On ne peut pas dire que l’être humain se situe entre les deux autres catégories de « classes favorables ». Il vaut mieux mettre l’être humain en tête. Dans le Bouddhisme on parle du « Monde du désir », des « Mondes de la forme » et du « Monde sans forme ». Les Assuras (Titans) et les êtres humains font partie du Monde du Désir. Certains Dévas en font également partie, mais d’autres font partie du Monde de la Forme ou du Monde sans Forme. Ils ne sont pas matérialisés, ils sont en constante concentration et se nourrissent de pouvoir de leur concentration. Toutefois ils ne pensent pas en tirer profit et se libérer du Samsara (le cycle des existences), car ils ne comprennent pas la Vacuité.
Cette concentration qui peut durer de nombreuses années, va leur procurer de très grands bonheurs, d’immenses jouissances, mais elles ne remédieront pas au Samsara. En conséquence, quand leur naissance en tant que Déités prendra fin, il faut, si c’est possible, qu’elles reprennent naissance en tant qu’êtres humains, afin de pouvoir étudier. Bien entendu leur Karma les y prédispose, mais elles ne peuvent pas encore choisir leurs futures naissances.
Les six classes d’êtres dans le Samsara sont créées par le Karma. Mais on peut dire que s’il n’y avait aucun être pour accumuler certains Karma, la classe qui y correspondrait n’existerait pas. Si aucun être n’accumule le Karma adéquat pour naître en tant que Déité, il n’y aura plus de Déités. Il n’y a aucun rapport particulier entre les six classes d’êtres, elles sont créées par l’impulsion d’un Karma propice.
Les Déités qui ont la possibilité de devenir Bouddha ne sont pas forcément déjà sorties du Samsara. Elles résident par exemple dans des Mondes divins, tels que Gandin, Tushita. Le changement d’état n’est pas voulu, on reprend naissance selon le Karma, c’est-à-dire selon les cas, les mérites et les démérites. Dans le Samsara il n’y a pas de liberté.

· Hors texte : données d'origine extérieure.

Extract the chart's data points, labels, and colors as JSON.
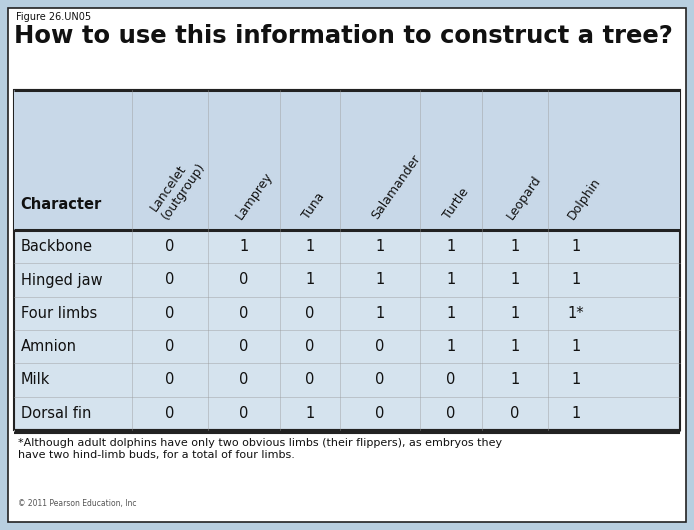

Si un être humain meurt, puis reprend naissance en tant qu’animal, le « Continuum Mental » va chez l’animal, mais son esprit aura des qualités propres à sa race. Cela signifie que chez l’animal, tout en ayant la continuité de l’esprit, les conditions dans lesquelles il vit et évolue sont les conditions extérieures d’un animal, son comportement sera celui d’un animal. Les capacités de son esprit seront amoindries, il sera moins intelligent.
Si cet être humain, après avoir pris naissance en tant qu’animal, renaît en tant qu’être humain, les qualités de l’esprit humain seront là à nouveau et à sa disposition. Un être qui renaît en tant qu’animal, conserve tous ses karmas vertueux et non-vertueux. Ce qu’il perd, ce sont les qualités propres à l’espèce humaine, comme par exemple l’intelligence.
LE BODHISATTVA ET L’ETAT DE BOUDDHA
Un individu ordinaire qui étudie et qui cherche à obtenir la réalisation doit parcourir :
1° le Chemin des individus de capacité ordinaire ;
2° le Chemin des individus de capacité moyenne ;
3° le Chemin des individus de capacité supérieure.
A ce dernier stade il entre dans la voie du MAHAYANA (Grand Véhicule) et il devient BODHISATTVA dès le moment où il a acquis La Réalisation de l’Esprit d’Éveil (en sanscrit : Bhodicitta). Mais, bien qu’il soit Boddhisattva, il a encore des souillures qui voilent l’Esprit. Il va alors faire un dernier effort pour les éliminer et ceci atteint, il devient BOUDDHA.
Il faut faire attention au terme : « Mahayaniste » ; un être ordinaire suivant le Mahayana ne peut pas se dire « Mahayaniste », car pour cela il faut avoir réalisé l’Esprit d’Éveil, sinon il ne fait que suivre la voie Mahayaniste.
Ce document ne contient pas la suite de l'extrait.